You see, he's contrasting the sweetness that's always mixed with grief in the earth to the sweetness that has no grief, no tears, no wrinkle, no shadow of turning.
It's the light, it's the joy, it's the glory of Christ. I'm going to close, because we're going to continue on with this meditation next week, but I want you to see this language repeated again.
I'm going to read our passage and then close it with the answer, the answer to acceleration, the answer to these endless cycles, is abiding, abiding with God.
It's the waiting of the Christian who says, return, O Lord, return.
It was Henry Francis Light in 1847 who wrote this hymn, Abide With Me, and it was his prayer in the midst of reflecting on the transience of life, and that's his answer to that question.
What glory stands immutable on earth? What is the hope in a world that promises all profit, all gain, for what is ultimately profitless and without gain?
What does it profit a man from all of his labor in which he toils under the sun? One generation passes away, another generation comes.
The earth abides forever. The sun rises, but the sun goes down. It hastens to the place where it arose.
The wind goes to the south. The wind turns to the north, but the wind whirls about continually.
It comes again on its circuit. All the rivers run into the sea, but the sea is not full. The place from which the rivers come, there they return again.
All things are full of toil. Man can't express it. The eye is not satisfied with seeing.
The ear is not filled with hearing. What profit does a man have from all this labor in which he toils under the sun?

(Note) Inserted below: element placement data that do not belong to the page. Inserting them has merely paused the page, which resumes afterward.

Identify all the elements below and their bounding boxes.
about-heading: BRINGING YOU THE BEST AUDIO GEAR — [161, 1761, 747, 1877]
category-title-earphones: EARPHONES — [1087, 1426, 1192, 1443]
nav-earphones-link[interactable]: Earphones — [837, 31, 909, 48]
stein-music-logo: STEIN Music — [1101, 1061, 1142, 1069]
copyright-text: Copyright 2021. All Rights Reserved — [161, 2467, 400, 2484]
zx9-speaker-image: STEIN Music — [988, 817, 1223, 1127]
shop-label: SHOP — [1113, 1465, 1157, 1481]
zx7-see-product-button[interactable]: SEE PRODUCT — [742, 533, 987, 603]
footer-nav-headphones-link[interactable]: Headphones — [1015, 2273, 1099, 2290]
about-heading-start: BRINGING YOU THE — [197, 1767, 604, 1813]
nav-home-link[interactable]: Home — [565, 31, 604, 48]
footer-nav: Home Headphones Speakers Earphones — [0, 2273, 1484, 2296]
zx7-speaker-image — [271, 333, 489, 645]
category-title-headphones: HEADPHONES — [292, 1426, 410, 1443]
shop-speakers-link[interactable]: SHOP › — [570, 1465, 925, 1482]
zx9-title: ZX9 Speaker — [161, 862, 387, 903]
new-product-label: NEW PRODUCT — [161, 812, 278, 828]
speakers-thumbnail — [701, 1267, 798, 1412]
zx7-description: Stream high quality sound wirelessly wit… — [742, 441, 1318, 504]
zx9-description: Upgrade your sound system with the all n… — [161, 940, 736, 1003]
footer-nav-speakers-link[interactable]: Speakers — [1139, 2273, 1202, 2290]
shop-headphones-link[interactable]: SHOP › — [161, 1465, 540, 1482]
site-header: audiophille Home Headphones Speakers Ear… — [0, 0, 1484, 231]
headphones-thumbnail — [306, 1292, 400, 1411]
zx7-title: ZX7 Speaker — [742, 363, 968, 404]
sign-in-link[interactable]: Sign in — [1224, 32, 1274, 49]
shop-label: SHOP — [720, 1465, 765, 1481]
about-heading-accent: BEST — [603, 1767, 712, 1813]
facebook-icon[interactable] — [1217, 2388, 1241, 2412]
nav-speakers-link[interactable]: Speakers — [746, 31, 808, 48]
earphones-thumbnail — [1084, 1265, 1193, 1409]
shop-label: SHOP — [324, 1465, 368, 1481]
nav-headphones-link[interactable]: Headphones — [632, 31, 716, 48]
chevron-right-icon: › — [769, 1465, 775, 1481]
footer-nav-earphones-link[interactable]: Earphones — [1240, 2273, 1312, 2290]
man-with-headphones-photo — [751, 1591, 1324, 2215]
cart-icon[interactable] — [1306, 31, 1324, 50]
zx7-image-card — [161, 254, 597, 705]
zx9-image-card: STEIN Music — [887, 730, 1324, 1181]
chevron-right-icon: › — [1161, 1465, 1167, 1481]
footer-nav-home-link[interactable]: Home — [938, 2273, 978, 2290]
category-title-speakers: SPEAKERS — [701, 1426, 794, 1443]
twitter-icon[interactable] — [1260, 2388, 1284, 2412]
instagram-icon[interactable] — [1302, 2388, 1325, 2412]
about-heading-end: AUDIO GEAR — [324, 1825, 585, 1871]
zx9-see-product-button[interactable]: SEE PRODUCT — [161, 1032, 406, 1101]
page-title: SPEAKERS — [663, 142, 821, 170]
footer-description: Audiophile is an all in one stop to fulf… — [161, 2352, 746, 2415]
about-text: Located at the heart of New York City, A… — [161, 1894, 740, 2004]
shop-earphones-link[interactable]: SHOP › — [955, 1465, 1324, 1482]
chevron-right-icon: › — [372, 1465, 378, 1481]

And listen to the answer of light. Swift to its close ebbs out life's little day.
Earth's joys grow dim. Its glories pass away. Change and decay in all around I see.
O thou who changest not, abide with me. That is the
Christian's hope. Not life under the sun, but life under the sun, abiding with the
God who returns to make all things new. Amen? Let's pray.
Father, we thank you for your word, Lord. Help us to take your word into our hearts, into our lives,
Lord. Help these questions to disturb us and challenge us, Lord.
May verse 3 especially begin to unmask idolatrous ambitions, vain hopes, follies in the course of our life.
Lord, may we not despair with the cynic, nor rejoice with the simpleton, but may we have that balanced, inexpressible joy held in tension with an inexpressible grief and burden.
May we live our lives under the sun with a hope that's beyond the sun. May we have the prayer of Moses even as we seek to establish the work of our hands by your grace.
Lord, I pray you'd press us as your people about where our ultimate hope lies, where we're forging our identity, seeking our meaning, placing our treasure.
May we answer not just the challenge of Koholet, but of the Lord Jesus himself, who asks what we'll profit in this world, even if we gain the whole world at the cost of our own soul.
And from that vantage point, Lord, may we walk with such closeness and abide with such nearness that we put our treasure in heaven and we sense that communion with you that navigates us through this weary pace and endless repetition of life.
Lord, as you change not, help your people in the midst of changes in a changing world that never ceases to abide with you.